RobotForge
Published·~13 min

Modern SLAM: learned features and Gaussian splatting

SuperPoint, DROID-SLAM, Gaussian splats — the deep-learning wave reshaping the SLAM landscape. What's new, what classical methods still beat, and where the production frontier is in 2026.

by RobotForge
#slam#deep-learning#modern

For 30 years SLAM was geometry: features + matching + optimization, all hand-crafted. Since 2018 deep learning has been eating piece after piece of the pipeline. Learned features replaced ORB. Learned matchers replaced descriptor distance. Learned end-to-end SLAM systems exist. And Gaussian splatting brought differentiable photorealistic mapping to the field. Here's what's actually production in 2026.

Classical (ORB) Learned (SuperPoint)
Classical detectors fire on geometric corners only; learned detectors find repeatable points across textures and edges as well, giving more correspondences in featureless or wide-baseline scenes.

The four lines of attack

  1. Replace components: keep the classical pipeline; swap in learned features, matchers, depth estimators.
  2. End-to-end SLAM: train a neural network that ingests video and outputs trajectory + map.
  3. Neural fields for mapping: replace point clouds with NeRF or Gaussian splat representations.
  4. Foundation-model SLAM: leverage VLMs and diffusion models as priors over scene structure.

1. Component-level replacements

SuperPoint (2018) and SuperGlue (2020)

SuperPoint: a CNN that detects keypoints + computes descriptors in one forward pass. Significantly more repeatable than ORB across viewpoint, lighting, and weather changes.

SuperGlue: a graph-neural-network matcher. Given two sets of SuperPoint descriptors, output the optimal one-to-one matching. Robust to occlusion, viewpoint change, low texture.

Practical impact: SuperPoint + SuperGlue beats ORB + brute-force matching by ~30 percentage points on hard wide-baseline benchmarks. Used in modern SfM (COLMAP-Pixel) and several SLAM systems.

Cost: 5–10× slower than ORB; requires GPU.

LightGlue (2023)

SuperGlue with adaptive computation — fast pairs are matched quickly, hard pairs get more attention. ~3× faster than SuperGlue with similar accuracy. The new "default learned matcher."

Learned depth (MiDaS, Depth Anything, ZoeDepth)

Single-image depth estimation. Useful as a prior for monocular SLAM (which is otherwise scale-ambiguous). Doesn't replace stereo or LiDAR but provides robust scale anchors.

2. End-to-end neural SLAM

DROID-SLAM (2021)

One model takes a video stream, outputs camera poses + dense depth maps. Internally: differentiable bundle adjustment via a recurrent network. End-to-end trained on synthetic data.

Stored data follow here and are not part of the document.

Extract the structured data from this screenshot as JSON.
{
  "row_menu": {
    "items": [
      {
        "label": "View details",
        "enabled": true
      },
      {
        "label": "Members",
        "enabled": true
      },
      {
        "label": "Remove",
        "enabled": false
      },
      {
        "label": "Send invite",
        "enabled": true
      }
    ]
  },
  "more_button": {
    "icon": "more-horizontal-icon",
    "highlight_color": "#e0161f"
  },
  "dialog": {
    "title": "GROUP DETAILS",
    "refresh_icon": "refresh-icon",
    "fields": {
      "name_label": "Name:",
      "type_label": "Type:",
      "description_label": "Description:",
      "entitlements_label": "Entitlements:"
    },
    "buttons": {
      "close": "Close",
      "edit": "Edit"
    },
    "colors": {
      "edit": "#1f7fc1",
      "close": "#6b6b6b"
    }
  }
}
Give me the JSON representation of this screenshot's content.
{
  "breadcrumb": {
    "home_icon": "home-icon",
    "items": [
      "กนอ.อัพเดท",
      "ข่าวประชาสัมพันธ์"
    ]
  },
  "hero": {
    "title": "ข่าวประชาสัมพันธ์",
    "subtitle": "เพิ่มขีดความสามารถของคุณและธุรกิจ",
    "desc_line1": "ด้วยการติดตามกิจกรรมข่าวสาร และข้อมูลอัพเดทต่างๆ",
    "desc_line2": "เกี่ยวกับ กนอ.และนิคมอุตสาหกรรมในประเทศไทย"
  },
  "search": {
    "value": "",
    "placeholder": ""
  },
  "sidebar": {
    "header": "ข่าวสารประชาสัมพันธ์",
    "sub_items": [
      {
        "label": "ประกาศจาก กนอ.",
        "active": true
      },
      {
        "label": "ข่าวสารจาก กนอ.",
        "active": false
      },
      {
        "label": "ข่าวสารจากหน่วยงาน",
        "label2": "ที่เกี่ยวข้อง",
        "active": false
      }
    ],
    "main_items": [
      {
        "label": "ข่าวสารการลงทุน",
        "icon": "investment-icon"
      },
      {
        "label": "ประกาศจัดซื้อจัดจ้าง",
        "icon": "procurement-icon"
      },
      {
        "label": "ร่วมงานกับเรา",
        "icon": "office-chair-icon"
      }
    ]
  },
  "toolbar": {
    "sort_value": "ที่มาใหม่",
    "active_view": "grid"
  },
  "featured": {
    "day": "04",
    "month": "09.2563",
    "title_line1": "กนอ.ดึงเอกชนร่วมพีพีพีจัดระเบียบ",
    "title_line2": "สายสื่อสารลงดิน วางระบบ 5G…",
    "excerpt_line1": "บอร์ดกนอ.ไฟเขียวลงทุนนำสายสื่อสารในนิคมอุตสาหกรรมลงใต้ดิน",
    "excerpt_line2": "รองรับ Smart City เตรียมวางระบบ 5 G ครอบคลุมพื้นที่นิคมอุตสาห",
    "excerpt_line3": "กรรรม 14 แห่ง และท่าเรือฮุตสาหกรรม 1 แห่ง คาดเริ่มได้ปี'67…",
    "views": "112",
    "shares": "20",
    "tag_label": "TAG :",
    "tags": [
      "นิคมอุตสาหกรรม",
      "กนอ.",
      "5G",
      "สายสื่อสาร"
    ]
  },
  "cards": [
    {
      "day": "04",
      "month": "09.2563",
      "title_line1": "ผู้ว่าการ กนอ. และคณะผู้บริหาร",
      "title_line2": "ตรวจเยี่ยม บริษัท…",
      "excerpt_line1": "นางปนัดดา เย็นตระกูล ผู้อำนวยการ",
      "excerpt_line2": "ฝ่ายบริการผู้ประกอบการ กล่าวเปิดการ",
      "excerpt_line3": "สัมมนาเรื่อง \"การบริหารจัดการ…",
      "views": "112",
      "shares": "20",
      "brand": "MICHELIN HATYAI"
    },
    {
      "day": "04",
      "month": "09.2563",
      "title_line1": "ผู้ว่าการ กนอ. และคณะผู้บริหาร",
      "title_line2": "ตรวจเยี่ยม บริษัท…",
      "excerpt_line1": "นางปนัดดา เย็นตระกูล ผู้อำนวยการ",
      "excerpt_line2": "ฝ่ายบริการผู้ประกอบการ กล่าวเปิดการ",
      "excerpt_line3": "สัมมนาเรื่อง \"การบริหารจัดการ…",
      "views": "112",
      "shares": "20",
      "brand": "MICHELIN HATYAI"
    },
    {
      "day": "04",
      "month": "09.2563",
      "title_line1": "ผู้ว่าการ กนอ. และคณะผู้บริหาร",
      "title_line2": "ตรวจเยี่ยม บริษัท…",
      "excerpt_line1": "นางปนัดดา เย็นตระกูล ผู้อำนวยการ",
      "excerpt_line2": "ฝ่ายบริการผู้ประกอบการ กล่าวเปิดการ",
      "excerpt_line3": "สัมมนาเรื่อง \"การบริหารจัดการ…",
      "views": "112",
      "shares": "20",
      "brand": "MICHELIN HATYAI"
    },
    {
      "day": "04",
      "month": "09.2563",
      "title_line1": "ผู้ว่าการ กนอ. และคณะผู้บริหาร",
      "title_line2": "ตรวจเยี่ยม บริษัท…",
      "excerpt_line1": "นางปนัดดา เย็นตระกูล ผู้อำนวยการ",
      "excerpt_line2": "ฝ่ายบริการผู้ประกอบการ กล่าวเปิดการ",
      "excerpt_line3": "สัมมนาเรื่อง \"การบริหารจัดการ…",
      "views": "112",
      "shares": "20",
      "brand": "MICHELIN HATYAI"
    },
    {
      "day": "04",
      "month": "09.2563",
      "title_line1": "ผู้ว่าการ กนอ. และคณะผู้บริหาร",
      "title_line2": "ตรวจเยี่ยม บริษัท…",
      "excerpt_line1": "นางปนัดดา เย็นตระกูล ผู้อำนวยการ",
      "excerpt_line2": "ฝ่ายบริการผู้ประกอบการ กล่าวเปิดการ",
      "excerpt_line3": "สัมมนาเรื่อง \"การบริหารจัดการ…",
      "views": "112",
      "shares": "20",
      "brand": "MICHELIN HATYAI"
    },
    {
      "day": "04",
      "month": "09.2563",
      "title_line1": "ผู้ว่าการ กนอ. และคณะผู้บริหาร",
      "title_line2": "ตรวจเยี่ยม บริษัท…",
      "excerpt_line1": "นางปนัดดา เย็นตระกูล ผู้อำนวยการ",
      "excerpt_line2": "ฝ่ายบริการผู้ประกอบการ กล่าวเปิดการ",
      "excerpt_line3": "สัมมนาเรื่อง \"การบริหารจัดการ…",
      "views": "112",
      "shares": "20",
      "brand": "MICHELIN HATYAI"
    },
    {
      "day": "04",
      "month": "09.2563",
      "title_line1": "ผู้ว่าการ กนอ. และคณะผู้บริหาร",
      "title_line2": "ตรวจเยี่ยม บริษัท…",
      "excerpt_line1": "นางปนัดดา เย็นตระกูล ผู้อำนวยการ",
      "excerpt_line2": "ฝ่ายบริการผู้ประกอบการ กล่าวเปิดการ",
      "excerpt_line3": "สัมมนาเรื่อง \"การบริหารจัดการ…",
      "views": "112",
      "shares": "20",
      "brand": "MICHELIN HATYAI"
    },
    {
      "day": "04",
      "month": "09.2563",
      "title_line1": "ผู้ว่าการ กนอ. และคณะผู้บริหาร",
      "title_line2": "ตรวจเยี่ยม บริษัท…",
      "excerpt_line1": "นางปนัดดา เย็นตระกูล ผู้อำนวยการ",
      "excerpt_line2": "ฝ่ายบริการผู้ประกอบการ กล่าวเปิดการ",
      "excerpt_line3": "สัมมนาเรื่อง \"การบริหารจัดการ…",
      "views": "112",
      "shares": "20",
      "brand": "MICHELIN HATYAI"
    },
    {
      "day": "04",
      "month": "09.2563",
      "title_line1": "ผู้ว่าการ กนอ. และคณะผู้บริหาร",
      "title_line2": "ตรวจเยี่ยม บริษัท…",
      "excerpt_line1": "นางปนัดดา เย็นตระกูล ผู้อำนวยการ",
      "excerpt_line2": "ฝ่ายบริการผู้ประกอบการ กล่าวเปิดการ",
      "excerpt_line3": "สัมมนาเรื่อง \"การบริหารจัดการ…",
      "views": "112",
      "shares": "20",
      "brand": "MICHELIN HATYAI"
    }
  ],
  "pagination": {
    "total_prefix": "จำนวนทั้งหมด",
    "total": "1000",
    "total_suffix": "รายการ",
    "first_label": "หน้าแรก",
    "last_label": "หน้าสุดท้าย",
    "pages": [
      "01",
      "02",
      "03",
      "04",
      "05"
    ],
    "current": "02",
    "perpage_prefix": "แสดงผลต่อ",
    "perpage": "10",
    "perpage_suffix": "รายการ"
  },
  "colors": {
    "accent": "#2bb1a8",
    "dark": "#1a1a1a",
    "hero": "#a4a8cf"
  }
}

Strengths: dense reconstruction; works in textureless scenes; good loop closure.

Weaknesses: heavy compute (RTX 3090+); slow real-time; not yet robust enough to replace ORB-SLAM3 in production.

NICE-SLAM, Co-SLAM (2022)

Combine classical tracking with neural-field mapping. Tracking is geometric; the map is a multi-resolution feature grid (NICE) or hash grid (Co). Reconstruction is dense; tracking remains real-time.

3. Gaussian splatting for SLAM

3D Gaussian Splatting (Kerbl et al., 2023) represents a scene as millions of 3D Gaussians, each with position, covariance, color, and opacity. Trained by gradient descent on multi-view photo loss. The result is a continuous-density representation that renders extremely fast (real-time at 30+ FPS) and looks photorealistic.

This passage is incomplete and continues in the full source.